In den vergangenen Jahren wurde durch Reformen versucht, die Position der Pflegekräfte zu stärken, jedoch nur mit begrenztem Erfolg. So galt in den 1990er Jahren noch das Marktprinzip in der Pflege: Ein Versorgungsvertrag kam nur dann zustande, wenn eine ortsübliche Vergütung gezahlt wurde. Wenn die Tariflöhne über diesem Niveau lagen, wurde den Einrichtungen mit Verweis auf die Wirtschaftlichkeit die Finanzierung verwehrt. Ein Urteil des Bundessozialgerichts aus dem Jahr 2009 änderte dies grundlegend, und seit dem ersten Pflegestärkungsgesetz von 2014 ist gesetzlich verankert, dass die tarifliche Entlohnung in einer Pflegeeinrichtung durch die Pflegeversicherung in voller Höhe erstattet werden muss. Die Löhne stiegen daraufhin zwischen 2012 und 2019 – in der Altenpflege überdurchschnittlich, in der Krankenpflege durchschnittlich.

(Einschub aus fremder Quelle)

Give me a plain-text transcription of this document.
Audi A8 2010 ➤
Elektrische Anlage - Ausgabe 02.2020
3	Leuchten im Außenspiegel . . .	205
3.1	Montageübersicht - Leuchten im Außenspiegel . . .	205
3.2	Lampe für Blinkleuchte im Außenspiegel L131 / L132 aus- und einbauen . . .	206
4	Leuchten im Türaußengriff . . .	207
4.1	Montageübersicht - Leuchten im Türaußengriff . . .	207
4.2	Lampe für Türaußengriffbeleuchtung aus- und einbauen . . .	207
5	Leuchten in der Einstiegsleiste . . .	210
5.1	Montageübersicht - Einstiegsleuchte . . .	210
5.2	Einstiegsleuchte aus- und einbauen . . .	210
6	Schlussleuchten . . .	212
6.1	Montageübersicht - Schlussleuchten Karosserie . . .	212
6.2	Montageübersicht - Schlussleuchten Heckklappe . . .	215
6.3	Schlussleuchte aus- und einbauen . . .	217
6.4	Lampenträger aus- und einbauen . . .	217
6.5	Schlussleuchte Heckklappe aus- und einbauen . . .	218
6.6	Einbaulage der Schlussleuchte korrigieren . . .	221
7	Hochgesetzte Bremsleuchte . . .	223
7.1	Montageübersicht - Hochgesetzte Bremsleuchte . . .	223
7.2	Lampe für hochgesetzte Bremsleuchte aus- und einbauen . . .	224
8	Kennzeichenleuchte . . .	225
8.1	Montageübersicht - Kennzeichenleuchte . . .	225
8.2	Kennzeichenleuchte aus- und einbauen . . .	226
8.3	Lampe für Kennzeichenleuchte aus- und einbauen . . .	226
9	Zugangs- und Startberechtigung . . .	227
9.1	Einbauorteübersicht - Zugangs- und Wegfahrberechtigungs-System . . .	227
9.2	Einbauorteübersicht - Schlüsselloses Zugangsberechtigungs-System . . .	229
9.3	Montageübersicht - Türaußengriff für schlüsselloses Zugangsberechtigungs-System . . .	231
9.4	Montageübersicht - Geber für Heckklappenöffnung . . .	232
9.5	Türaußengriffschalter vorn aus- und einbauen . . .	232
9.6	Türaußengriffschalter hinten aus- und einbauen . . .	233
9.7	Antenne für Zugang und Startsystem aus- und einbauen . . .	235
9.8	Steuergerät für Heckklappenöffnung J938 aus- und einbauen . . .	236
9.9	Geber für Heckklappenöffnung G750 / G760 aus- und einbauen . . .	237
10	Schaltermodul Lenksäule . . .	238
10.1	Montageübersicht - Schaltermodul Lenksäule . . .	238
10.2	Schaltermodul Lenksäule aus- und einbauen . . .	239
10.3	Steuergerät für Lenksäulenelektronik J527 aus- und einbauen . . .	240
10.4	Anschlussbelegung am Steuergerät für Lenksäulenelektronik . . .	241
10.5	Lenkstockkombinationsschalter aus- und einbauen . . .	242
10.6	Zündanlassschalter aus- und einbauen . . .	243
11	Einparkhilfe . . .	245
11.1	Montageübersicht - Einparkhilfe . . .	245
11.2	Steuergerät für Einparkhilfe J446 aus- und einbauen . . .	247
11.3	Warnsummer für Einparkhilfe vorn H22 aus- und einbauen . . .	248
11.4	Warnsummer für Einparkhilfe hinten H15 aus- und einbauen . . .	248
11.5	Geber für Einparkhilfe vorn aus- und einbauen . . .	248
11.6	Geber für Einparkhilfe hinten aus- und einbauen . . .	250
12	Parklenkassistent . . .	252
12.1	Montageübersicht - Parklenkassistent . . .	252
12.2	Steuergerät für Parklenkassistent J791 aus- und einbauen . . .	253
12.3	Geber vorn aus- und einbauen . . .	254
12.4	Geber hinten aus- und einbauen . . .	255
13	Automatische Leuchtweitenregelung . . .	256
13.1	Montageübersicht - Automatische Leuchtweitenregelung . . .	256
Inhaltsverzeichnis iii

2022 wurde die Pflicht zur Vergütung nach Tarif eingeführt. Pflegeeinrichtungen erhalten seitdem nur dann eine Refinanzierung durch die Kostenträger, wenn sie einem Tarifvertrag unterliegen oder Gehälter zahlen, die im Durchschnitt dem maßgeblichen Tarifniveau entsprechen.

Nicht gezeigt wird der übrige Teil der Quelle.